“OK boomer !” Comment en finir avec les conflits intergénérationnels en entreprise ?

“Ok boomer !”, l’expression sortie en 2019 et reprise massivement sur les réseaux sociaux, balaient les propos stéréotypés des générations précédentes en deux mots. Elle traduit parfaitement la rupture du dialogue entre générations, ce que nous souhaitons éviter à tout prix lorsqu’il s’agit de l’entreprise. 

Chaque génération prend racine dans un contexte historique et économique qui lui est propre. Il va définir leur attitude, leur façon de penser, leur façon d’agir et bien évidemment de travailler. 

Dans ce méli-mélo de valeurs générationnelles, chacun pense détenir la vérité. Les plus anciens regrettent un temps passé et reprochent aux plus jeunes leur irresponsabilité. Et les plus jeunes revendiquent leur modernité et leur vivacité, pensant les anciens dépassés et déconnectés du monde actuel. Des stéréotypes largement pointés du doigt depuis le début de la crise de la Covid19 et amplifiés lors du confinement. 

Dans le microcosme de l’entreprise, ces divergences de points de vue et de comportements s’amplifient jusqu’à parfois créer un mal-être latent qu’il faut éviter. 

Nous avons creusé le sujet et nous nous sommes demandés : ces conflits naissent-ils de véritables différences entre les générations et d’une incapacité à s’entendre ? Se construisent-ils au travers de stéréotypes et de biais cognitifs ? Au quotidien, comment l’entreprise peut-elle s’adapter aux archétypes générationnels ? 

Ok boomer, on vous explique tout dans cet article. 

X, Y et Z en entreprise : mais qui sont-ils ?

Commençons par poser les bases en comprenant de quel bois sont faites les différentes générations.
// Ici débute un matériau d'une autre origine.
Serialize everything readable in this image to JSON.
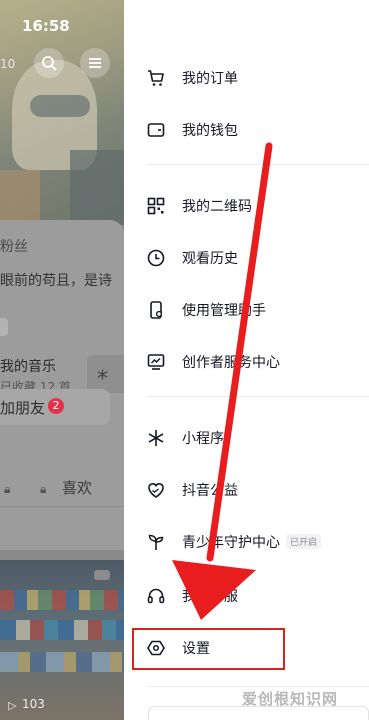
{
  "status_bar": {
    "time": "16:58",
    "partial_number": "10"
  },
  "profile": {
    "fans_label": "粉丝",
    "bio": "眼前的苟且，是诗",
    "music_title": "我的音乐",
    "music_sub": "已收藏 12 首",
    "add_friend_label": "加朋友",
    "add_friend_badge": "2",
    "tab_likes": "喜欢",
    "video_count": "103"
  },
  "drawer": {
    "items": [
      {
        "label": "我的订单",
        "icon": "cart-icon"
      },
      {
        "label": "我的钱包",
        "icon": "wallet-icon"
      },
      {
        "label": "我的二维码",
        "icon": "qr-code-icon"
      },
      {
        "label": "观看历史",
        "icon": "clock-icon"
      },
      {
        "label": "使用管理助手",
        "icon": "phone-manage-icon"
      },
      {
        "label": "创作者服务中心",
        "icon": "chart-monitor-icon"
      },
      {
        "label": "小程序",
        "icon": "asterisk-icon"
      },
      {
        "label": "抖音公益",
        "icon": "charity-heart-icon"
      },
      {
        "label": "青少年守护中心",
        "icon": "sprout-icon",
        "tag": "已开启"
      },
      {
        "label": "我的客服",
        "icon": "headset-icon"
      },
      {
        "label": "设置",
        "icon": "settings-hexagon-icon"
      }
    ]
  },
  "annotation": {
    "arrow_color": "#e81e1e",
    "highlight_color": "#e02020"
  },
  "watermark": "爱创根知识网",
  "colors": {
    "text": "#161823",
    "muted": "#8a8b91",
    "divider": "#ececec"
  }
}
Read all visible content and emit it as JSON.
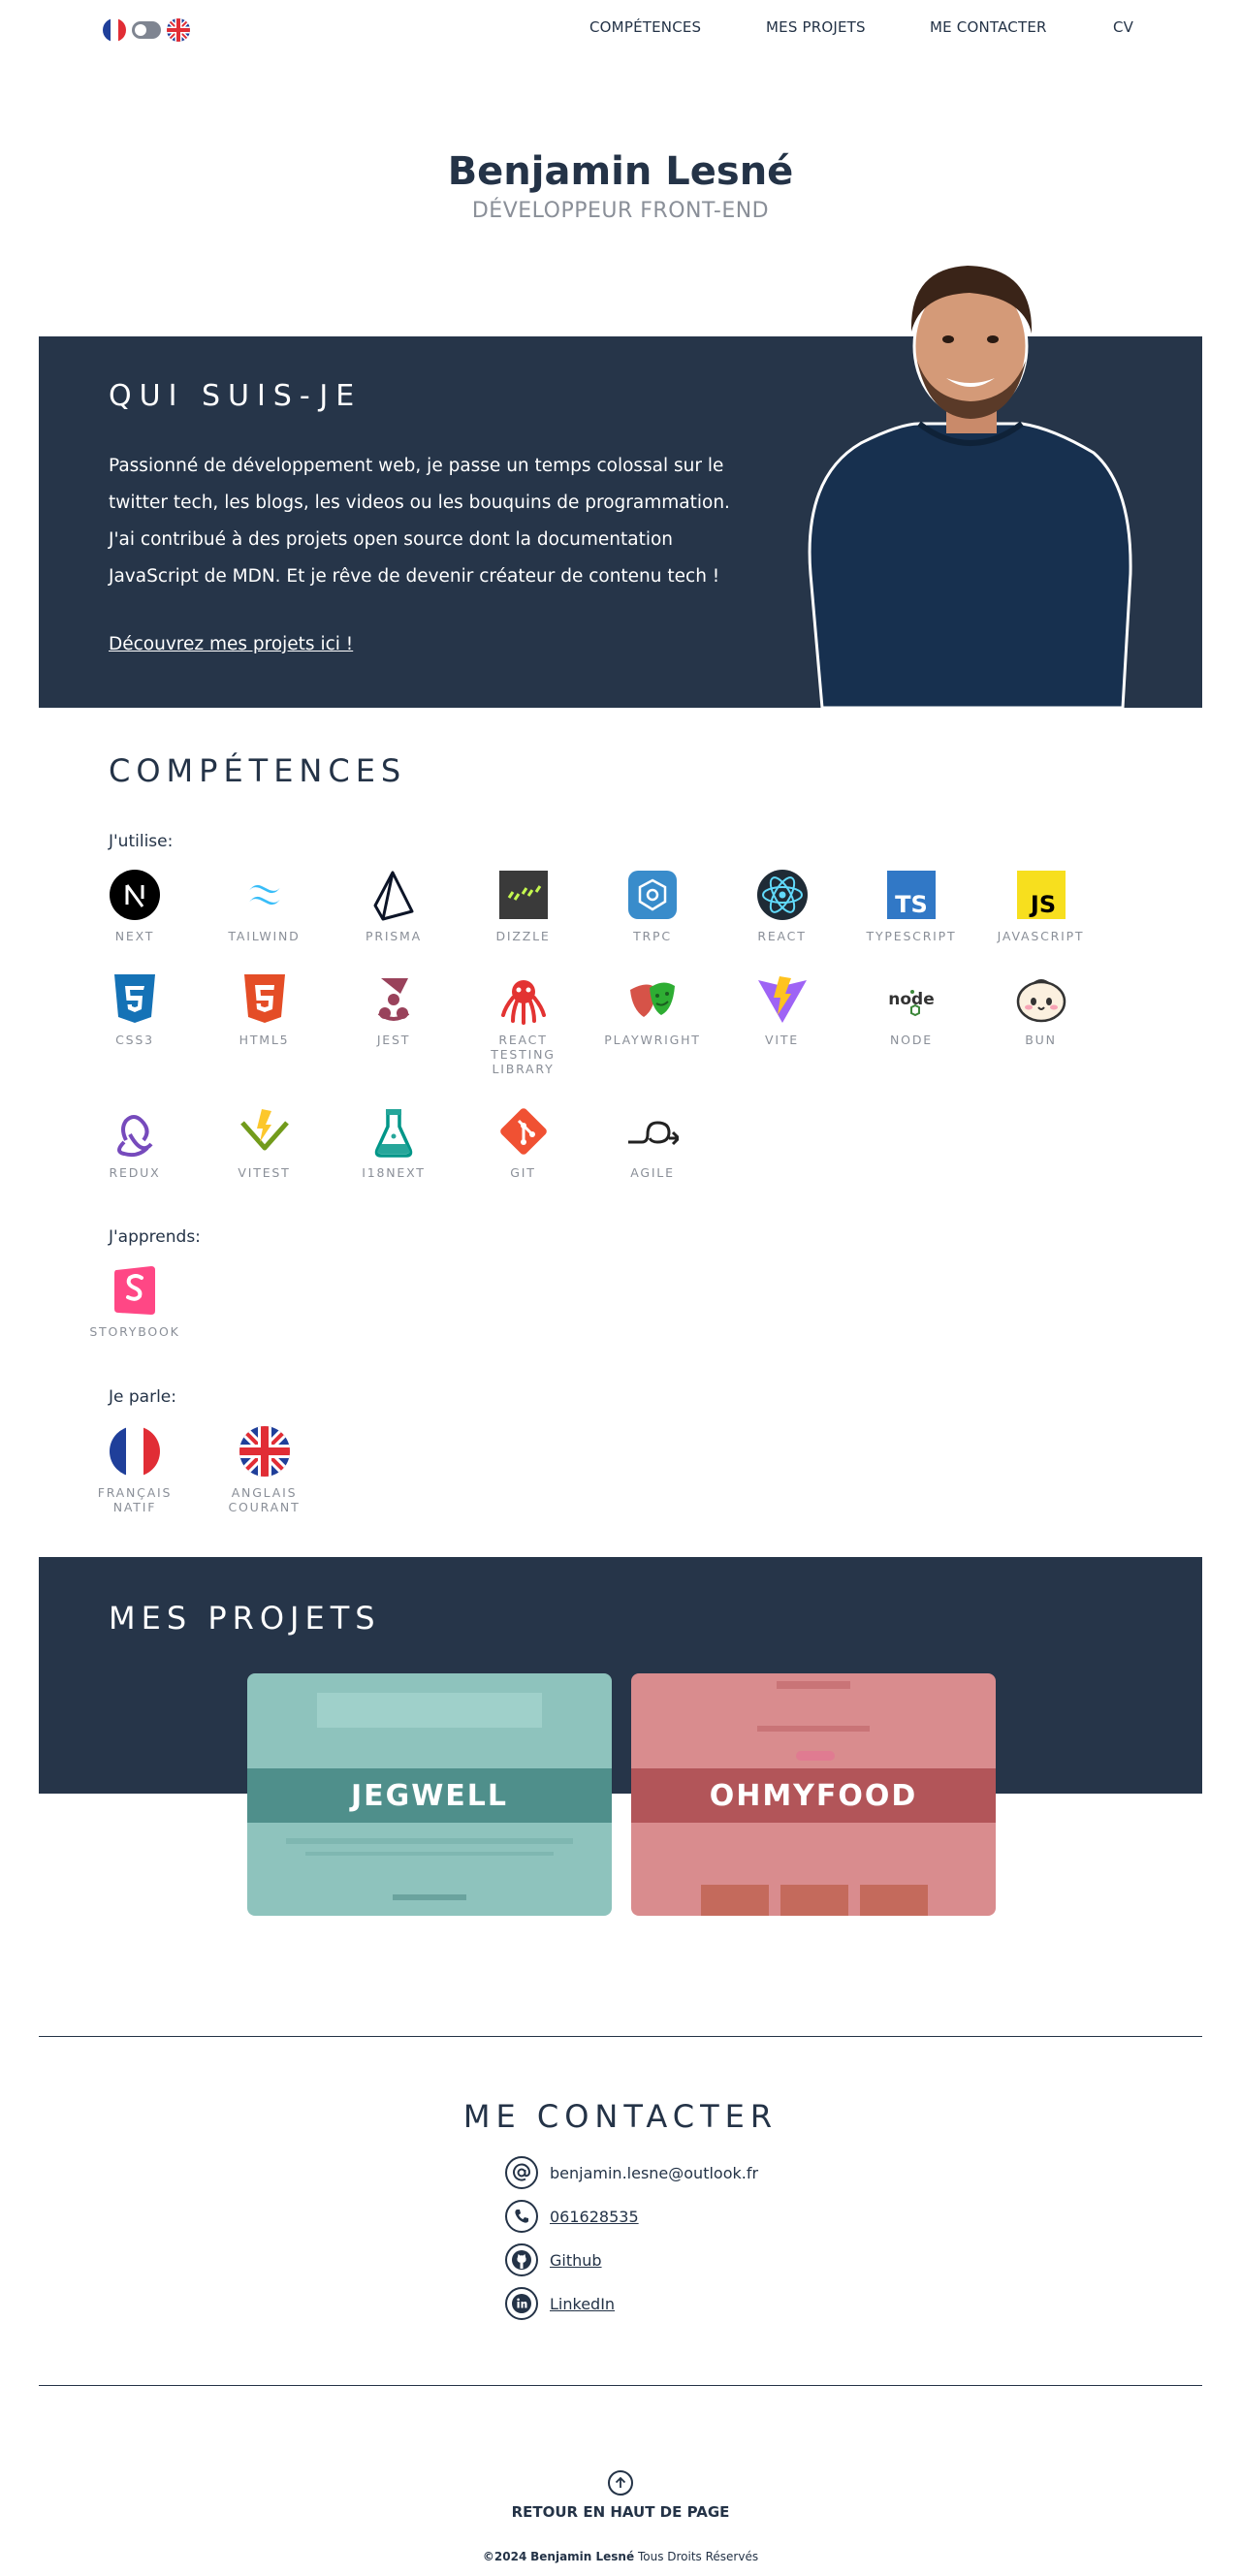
{
  "header": {
    "lang_fr": "fr-flag-icon",
    "lang_en": "uk-flag-icon",
    "nav": [
      "COMPÉTENCES",
      "MES PROJETS",
      "ME CONTACTER",
      "CV"
    ]
  },
  "hero": {
    "name": "Benjamin Lesné",
    "role": "DÉVELOPPEUR FRONT-END"
  },
  "about": {
    "title": "QUI SUIS-JE",
    "text": "Passionné de développement web, je passe un temps colossal sur le twitter tech, les blogs, les videos ou les bouquins de programmation. J'ai contribué à des projets open source dont la documentation JavaScript de MDN. Et je rêve de devenir créateur de contenu tech !",
    "link": "Découvrez mes projets ici !"
  },
  "skills": {
    "title": "COMPÉTENCES",
    "uses_label": "J'utilise:",
    "uses": [
      {
        "label": "NEXT",
        "icon": "next-icon"
      },
      {
        "label": "TAILWIND",
        "icon": "tailwind-icon"
      },
      {
        "label": "PRISMA",
        "icon": "prisma-icon"
      },
      {
        "label": "DIZZLE",
        "icon": "drizzle-icon"
      },
      {
        "label": "TRPC",
        "icon": "trpc-icon"
      },
      {
        "label": "REACT",
        "icon": "react-icon"
      },
      {
        "label": "TYPESCRIPT",
        "icon": "typescript-icon"
      },
      {
        "label": "JAVASCRIPT",
        "icon": "javascript-icon"
      },
      {
        "label": "CSS3",
        "icon": "css3-icon"
      },
      {
        "label": "HTML5",
        "icon": "html5-icon"
      },
      {
        "label": "JEST",
        "icon": "jest-icon"
      },
      {
        "label": "REACT TESTING LIBRARY",
        "icon": "testing-library-icon"
      },
      {
        "label": "PLAYWRIGHT",
        "icon": "playwright-icon"
      },
      {
        "label": "VITE",
        "icon": "vite-icon"
      },
      {
        "label": "NODE",
        "icon": "node-icon"
      },
      {
        "label": "BUN",
        "icon": "bun-icon"
      },
      {
        "label": "REDUX",
        "icon": "redux-icon"
      },
      {
        "label": "VITEST",
        "icon": "vitest-icon"
      },
      {
        "label": "I18NEXT",
        "icon": "i18next-icon"
      },
      {
        "label": "GIT",
        "icon": "git-icon"
      },
      {
        "label": "AGILE",
        "icon": "agile-icon"
      }
    ],
    "learning_label": "J'apprends:",
    "learning": [
      {
        "label": "STORYBOOK",
        "icon": "storybook-icon"
      }
    ],
    "speaks_label": "Je parle:",
    "speaks": [
      {
        "label": "FRANÇAIS NATIF",
        "icon": "fr-flag-icon"
      },
      {
        "label": "ANGLAIS COURANT",
        "icon": "uk-flag-icon"
      }
    ]
  },
  "projects": {
    "title": "MES PROJETS",
    "cards": [
      {
        "title": "JEGWELL",
        "color": "#4f8f8b"
      },
      {
        "title": "OHMYFOOD",
        "color": "#b25559"
      }
    ]
  },
  "contact": {
    "title": "ME CONTACTER",
    "email": "benjamin.lesne@outlook.fr",
    "phone": "061628535",
    "github": "Github",
    "linkedin": "LinkedIn"
  },
  "footer": {
    "back_top": "RETOUR EN HAUT DE PAGE",
    "copyright_year": "©2024",
    "copyright_name": "Benjamin Lesné",
    "copyright_rest": "Tous Droits Réservés"
  },
  "colors": {
    "navy": "#263549",
    "text": "#243347",
    "muted": "#8a8f98"
  }
}
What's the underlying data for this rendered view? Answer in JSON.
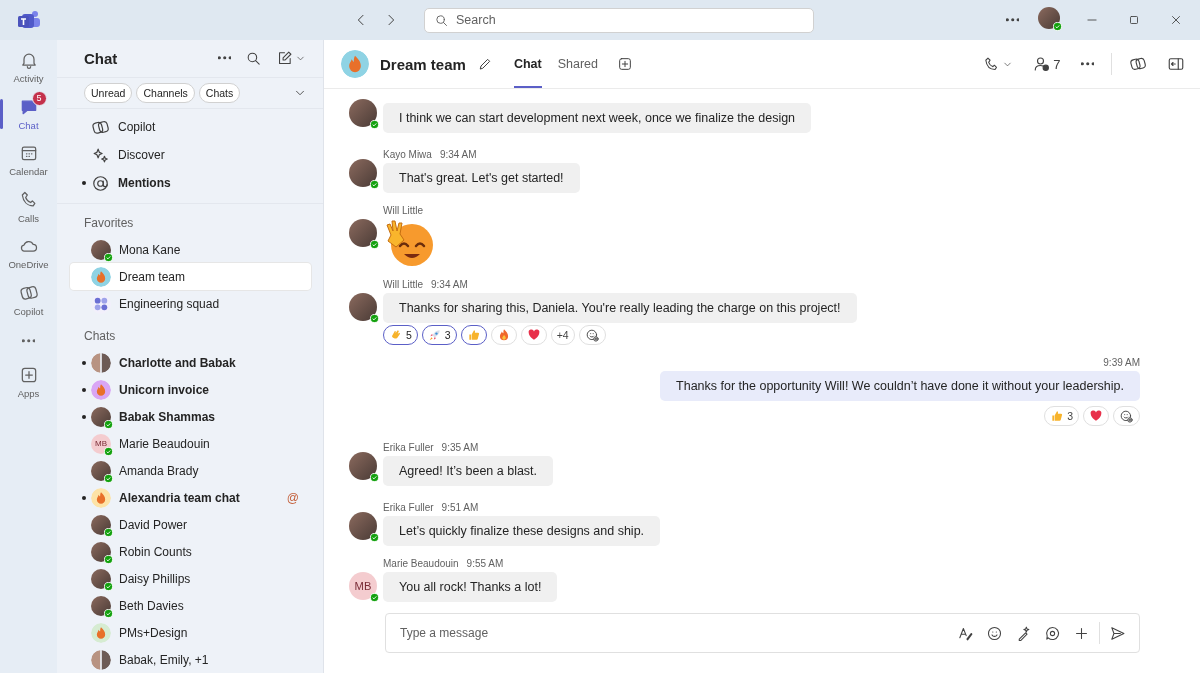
{
  "title_bar": {
    "search": {
      "placeholder": "Search"
    }
  },
  "rail": {
    "items": [
      {
        "kind": "activity",
        "label": "Activity",
        "selected": false
      },
      {
        "kind": "chat",
        "label": "Chat",
        "selected": true,
        "badge": "5"
      },
      {
        "kind": "calendar",
        "label": "Calendar",
        "selected": false
      },
      {
        "kind": "calls",
        "label": "Calls",
        "selected": false
      },
      {
        "kind": "onedrive",
        "label": "OneDrive",
        "selected": false
      },
      {
        "kind": "copilot",
        "label": "Copilot",
        "selected": false
      }
    ],
    "apps": {
      "label": "Apps"
    }
  },
  "chat_list": {
    "title": "Chat",
    "filters": [
      {
        "label": "Unread",
        "selected": false
      },
      {
        "label": "Channels",
        "selected": false
      },
      {
        "label": "Chats",
        "selected": false
      }
    ],
    "pinned": [
      {
        "kind": "copilot",
        "label": "Copilot",
        "unread": false
      },
      {
        "kind": "discover",
        "label": "Discover",
        "unread": false
      },
      {
        "kind": "mentions",
        "label": "Mentions",
        "unread": true
      }
    ],
    "favorites_heading": "Favorites",
    "favorites": [
      {
        "name": "Mona Kane",
        "avatar": {
          "kind": "photo"
        },
        "online": true,
        "selected": false,
        "unread": false
      },
      {
        "name": "Dream team",
        "avatar": {
          "kind": "emblem",
          "color": "#8fd3e4"
        },
        "online": false,
        "selected": true,
        "unread": false
      },
      {
        "name": "Engineering squad",
        "avatar": {
          "kind": "grid"
        },
        "online": false,
        "selected": false,
        "unread": false
      }
    ],
    "chats_heading": "Chats",
    "chats": [
      {
        "name": "Charlotte and Babak",
        "avatar": {
          "kind": "pair"
        },
        "online": false,
        "selected": false,
        "unread": true
      },
      {
        "name": "Unicorn invoice",
        "avatar": {
          "kind": "emblem",
          "color": "#d9a6f5"
        },
        "online": false,
        "selected": false,
        "unread": true
      },
      {
        "name": "Babak Shammas",
        "avatar": {
          "kind": "photo"
        },
        "online": true,
        "selected": false,
        "unread": true
      },
      {
        "name": "Marie Beaudouin",
        "avatar": {
          "kind": "initials",
          "text": "MB"
        },
        "online": true,
        "selected": false,
        "unread": false
      },
      {
        "name": "Amanda Brady",
        "avatar": {
          "kind": "photo"
        },
        "online": true,
        "selected": false,
        "unread": false
      },
      {
        "name": "Alexandria team chat",
        "avatar": {
          "kind": "emblem",
          "color": "#fde3a7"
        },
        "online": false,
        "selected": false,
        "unread": true,
        "mention": "@"
      },
      {
        "name": "David Power",
        "avatar": {
          "kind": "photo"
        },
        "online": true,
        "selected": false,
        "unread": false
      },
      {
        "name": "Robin Counts",
        "avatar": {
          "kind": "photo"
        },
        "online": true,
        "selected": false,
        "unread": false
      },
      {
        "name": "Daisy Phillips",
        "avatar": {
          "kind": "photo"
        },
        "online": true,
        "selected": false,
        "unread": false
      },
      {
        "name": "Beth Davies",
        "avatar": {
          "kind": "photo"
        },
        "online": true,
        "selected": false,
        "unread": false
      },
      {
        "name": "PMs+Design",
        "avatar": {
          "kind": "emblem",
          "color": "#d6ecd2"
        },
        "online": false,
        "selected": false,
        "unread": false
      },
      {
        "name": "Babak, Emily, +1",
        "avatar": {
          "kind": "pair"
        },
        "online": false,
        "selected": false,
        "unread": false
      }
    ]
  },
  "conversation": {
    "title": "Dream team",
    "tabs": [
      {
        "label": "Chat",
        "selected": true
      },
      {
        "label": "Shared",
        "selected": false
      }
    ],
    "participant_count": "7",
    "messages": [
      {
        "kind": "incoming",
        "avatar": {
          "kind": "photo"
        },
        "online": true,
        "text": "I think we can start development next week, once we finalize the design"
      },
      {
        "kind": "incoming",
        "author": "Kayo Miwa",
        "time": "9:34 AM",
        "avatar": {
          "kind": "photo"
        },
        "online": true,
        "text": "That's great. Let's get started!"
      },
      {
        "kind": "sticker",
        "author": "Will Little",
        "avatar": {
          "kind": "photo"
        },
        "online": true
      },
      {
        "kind": "incoming",
        "author": "Will Little",
        "time": "9:34 AM",
        "avatar": {
          "kind": "photo"
        },
        "online": true,
        "text": "Thanks for sharing this, Daniela. You're really leading the charge on this project!",
        "reactions": [
          {
            "kind": "clap",
            "count": "5",
            "selected": true
          },
          {
            "kind": "rocket",
            "count": "3",
            "selected": true
          },
          {
            "kind": "thumbs",
            "selected": true
          },
          {
            "kind": "fire",
            "selected": false
          },
          {
            "kind": "heart",
            "selected": false
          },
          {
            "kind": "more",
            "count": "+4",
            "selected": false
          }
        ]
      },
      {
        "kind": "outgoing",
        "time": "9:39 AM",
        "text": "Thanks for the opportunity Will! We couldn’t have done it without your leadership.",
        "reactions": [
          {
            "kind": "thumbs",
            "count": "3",
            "selected": false
          },
          {
            "kind": "heart",
            "selected": false
          }
        ]
      },
      {
        "kind": "incoming",
        "author": "Erika Fuller",
        "time": "9:35 AM",
        "avatar": {
          "kind": "photo"
        },
        "online": true,
        "text": "Agreed! It’s been a blast."
      },
      {
        "kind": "incoming",
        "author": "Erika Fuller",
        "time": "9:51 AM",
        "avatar": {
          "kind": "photo"
        },
        "online": true,
        "text": "Let’s quickly finalize these designs and ship."
      },
      {
        "kind": "incoming",
        "author": "Marie Beaudouin",
        "time": "9:55 AM",
        "avatar": {
          "kind": "initials",
          "text": "MB"
        },
        "online": true,
        "text": "You all rock! Thanks a lot!"
      }
    ],
    "composer": {
      "placeholder": "Type a message"
    }
  }
}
Nous avons croisé plusieurs études pour réaliser leur portrait robot ! 


🇫🇷  Les Baby-boomers : nés entre 1945 et 1965 

Contexte : Les baby boomers sont nés pendant ou vers la fin de la seconde guerre mondiale, ils ont connu les trente glorieuses et le plein emploi. Ils ont évolué dans un monde en pleine reconstruction. 

Valeurs et travail : “Ils ont bâti leurs valeurs sur l’expérience, la loyauté, le sens du devoir et le respect de l’autorité et de la hiérarchie.” Ils s’autorisent peu de loisirs et misent beaucoup sur leur carrière. 

🔐 La génération X : nés entre 1965 et 1979 

Contexte : En arrivant sur le marché du travail, la génération X connaît les premières vagues de chômage fortes, la crise financière, les chocs pétroliers et le ralentissement de la croissance. 

Valeurs et travail : Trouver un emploi stable relève du défi, ils concentrent donc leurs efforts à le conserver. Naturellement ils seront fidèles à leur employeur et développeront un fort respect de la hiérarchie.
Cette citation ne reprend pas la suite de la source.